By leaving some gaps behind the installation, air can easily move around – in other words, proper ventilation can take place. The hot air in the building will travel the path of least resistance to make its way out of your building. When you install BlueTex™ properly, it allows for maximum ventilation between the walls/roof and the foil ,and it also gives you the benefit of full coverage. Here are some basic ventilation tips:
- Ventilation is key to lowering air temperatures in your building, radiant barrier is key to lowering surface temperatures (see video above).
- Seal any conditioned areas inside the building up, air tight so you can control moisture.

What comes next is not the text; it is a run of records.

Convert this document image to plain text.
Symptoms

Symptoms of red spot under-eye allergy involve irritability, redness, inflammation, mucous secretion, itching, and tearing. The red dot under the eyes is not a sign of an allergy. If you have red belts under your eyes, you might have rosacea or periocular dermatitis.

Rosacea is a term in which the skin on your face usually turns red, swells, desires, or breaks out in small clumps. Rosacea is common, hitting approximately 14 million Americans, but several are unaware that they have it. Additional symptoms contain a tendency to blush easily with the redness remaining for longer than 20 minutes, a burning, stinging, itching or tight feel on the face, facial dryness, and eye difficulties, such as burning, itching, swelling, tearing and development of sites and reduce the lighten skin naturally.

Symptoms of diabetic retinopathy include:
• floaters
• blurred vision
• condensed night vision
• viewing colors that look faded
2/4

- Don’t block venting with foil, or other insulation materials.
Ventilation & Moisture
The key to managing moisture in a metal building is proper ventilation in the areas that are vented and proper air sealing in the conditioned areas (when applicable). To be proactive toward these potential problems, it’s important to keep your building both cool and dry. You can read more about moisture control over on BlueTex Insulation: What Causes Moisture in Metal Buildings?
The idea behind ventilation is quite simple – don’t over complicate it. In areas you are venting, you need intake vents and exhaust vents; intake should occur at the bottom of the roof (top of the walls) and exhaust vents should occur at the peak of the roof since this is in line with natural airflow (warm air will naturally rise). This natural flow allows for moisture to freely move about and eventually diffuse. Incidentally, this is why radiant barrier is perforated and why you should always use a perforated product in a vented space. The perforations in the foil are tiny pinholes that allow water vapor molecules to pass through. This is exactly what you want: moisture moving freely to contribute to an overall dry building space.
Do I Need More Ventilation?
You certainly want adequate ventilation, but more is not always better. Having good ventilation helps to reduce the air temperature, while having a radiant barrier helps reduce the surface temperatures. This is why radiant barrier combined with proper ventilation works to make your building more comfortable and energy efficient. From our experience, most people have a good amount of exit vents, but not nearly enough intake vents.
If you have several points of exit for the air, but not enough intake vents, then some of those outtake vents can actually turn into intake vents, completely disrupting the natural cycle of airflow. Air always travels the path of least resistance so by mixing exhaust vents, you can actually have the strongest vents dominate as the outtake and all other vents will become a point of air intake.
Again, this is important because the natural airflow is for air to enter the space down low, and flow out of the top. Your best bet is to make sure you have plenty of clean and obstacle free vents. In a non-conditioned building with radiant barrier below the roof, it’s perfectly acceptable to expect the air temperature inside the building to be within 10-15 degrees of the outside air temperature. On a hot, sunny day – that is a big difference!